ECLI:NL:RBHAA:2005:AU3476
Rechtbank Haarlem
- Eerste aanleg - enkelvoudig
- Rechtspraak.nl
Ontzegging van het recht op omgang met minderjarigen na ernstige geweldsdelicten
In deze zaak heeft de Rechtbank Haarlem op 9 augustus 2005 uitspraak gedaan in een familiezakenprocedure betreffende de omgangsregeling tussen een vader en zijn minderjarige kinderen. De rechtbank heeft de beschikking van 13 december 2004, waarin een voorlopige omgangsregeling was vastgesteld, herzien.

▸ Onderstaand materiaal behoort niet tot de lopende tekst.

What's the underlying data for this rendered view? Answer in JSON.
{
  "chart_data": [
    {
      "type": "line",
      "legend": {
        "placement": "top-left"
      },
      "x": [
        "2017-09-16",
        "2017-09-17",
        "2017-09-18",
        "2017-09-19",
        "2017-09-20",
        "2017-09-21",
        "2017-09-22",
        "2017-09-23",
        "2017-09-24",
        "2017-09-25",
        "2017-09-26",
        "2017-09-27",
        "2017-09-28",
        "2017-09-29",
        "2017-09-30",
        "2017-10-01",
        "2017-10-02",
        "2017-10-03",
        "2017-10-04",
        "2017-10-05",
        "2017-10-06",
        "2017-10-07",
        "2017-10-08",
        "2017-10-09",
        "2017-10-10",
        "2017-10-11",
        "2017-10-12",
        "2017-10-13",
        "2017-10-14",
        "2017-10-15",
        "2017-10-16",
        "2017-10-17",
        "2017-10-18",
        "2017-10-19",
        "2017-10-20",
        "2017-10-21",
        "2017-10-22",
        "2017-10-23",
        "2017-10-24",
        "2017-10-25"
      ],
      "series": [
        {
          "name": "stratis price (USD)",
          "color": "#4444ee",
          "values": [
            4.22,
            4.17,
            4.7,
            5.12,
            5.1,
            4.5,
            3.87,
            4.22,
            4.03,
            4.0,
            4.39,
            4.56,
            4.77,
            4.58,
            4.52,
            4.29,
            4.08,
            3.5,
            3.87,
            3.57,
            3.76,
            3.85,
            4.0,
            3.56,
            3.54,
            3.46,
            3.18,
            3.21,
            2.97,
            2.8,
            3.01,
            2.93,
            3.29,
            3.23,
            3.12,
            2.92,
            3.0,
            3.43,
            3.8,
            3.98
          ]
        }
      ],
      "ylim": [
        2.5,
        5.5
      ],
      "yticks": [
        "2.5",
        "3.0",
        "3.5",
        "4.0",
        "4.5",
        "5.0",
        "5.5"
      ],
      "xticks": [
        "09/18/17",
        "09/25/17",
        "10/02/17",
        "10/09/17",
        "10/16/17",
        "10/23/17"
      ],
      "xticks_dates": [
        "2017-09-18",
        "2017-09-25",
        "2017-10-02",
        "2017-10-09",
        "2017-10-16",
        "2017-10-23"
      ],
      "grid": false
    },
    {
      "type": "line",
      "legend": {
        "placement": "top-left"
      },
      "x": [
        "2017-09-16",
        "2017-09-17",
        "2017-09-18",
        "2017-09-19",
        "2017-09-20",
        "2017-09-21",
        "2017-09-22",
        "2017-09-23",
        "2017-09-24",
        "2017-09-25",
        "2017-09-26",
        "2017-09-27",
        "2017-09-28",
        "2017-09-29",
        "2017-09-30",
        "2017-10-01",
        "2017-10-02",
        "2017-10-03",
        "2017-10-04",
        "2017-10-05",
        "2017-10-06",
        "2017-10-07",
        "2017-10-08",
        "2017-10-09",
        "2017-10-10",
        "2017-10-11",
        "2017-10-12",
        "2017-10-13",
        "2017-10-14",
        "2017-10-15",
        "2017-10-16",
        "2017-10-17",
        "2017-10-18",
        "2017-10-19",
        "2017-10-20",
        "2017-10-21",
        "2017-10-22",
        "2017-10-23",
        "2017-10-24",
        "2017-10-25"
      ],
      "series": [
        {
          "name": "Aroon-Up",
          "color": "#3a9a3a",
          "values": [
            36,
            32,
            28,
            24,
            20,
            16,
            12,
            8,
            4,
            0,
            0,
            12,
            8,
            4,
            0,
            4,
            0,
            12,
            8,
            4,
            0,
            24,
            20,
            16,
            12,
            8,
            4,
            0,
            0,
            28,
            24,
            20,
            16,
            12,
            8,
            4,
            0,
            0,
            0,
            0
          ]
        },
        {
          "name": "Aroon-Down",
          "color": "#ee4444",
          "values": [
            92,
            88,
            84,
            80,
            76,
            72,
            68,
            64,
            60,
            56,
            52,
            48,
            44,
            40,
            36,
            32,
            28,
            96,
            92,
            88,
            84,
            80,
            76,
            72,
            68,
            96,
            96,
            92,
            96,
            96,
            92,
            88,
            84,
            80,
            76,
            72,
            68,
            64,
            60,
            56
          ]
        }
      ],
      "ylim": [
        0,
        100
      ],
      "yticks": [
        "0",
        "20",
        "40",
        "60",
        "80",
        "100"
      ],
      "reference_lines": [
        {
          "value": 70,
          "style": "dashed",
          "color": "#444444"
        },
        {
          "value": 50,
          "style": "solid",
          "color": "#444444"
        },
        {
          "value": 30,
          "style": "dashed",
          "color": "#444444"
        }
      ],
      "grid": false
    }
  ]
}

De aanleiding voor deze herziening was de ernstige geweldsdelicten die de vader had gepleegd tegen de moeder van de kinderen, waaronder een poging tot moord. De rechtbank heeft vastgesteld dat de vader kennelijk ongeschikt is tot omgang met zijn kinderen, omdat zijn gewelddadige gedrag niet alleen de moeder, maar ook de kinderen ernstige, onomkeerbare schade heeft toegebracht. De rechtbank oordeelde dat een omgangsregeling in strijd zou zijn met de zwaarwegende belangen van de minderjarigen.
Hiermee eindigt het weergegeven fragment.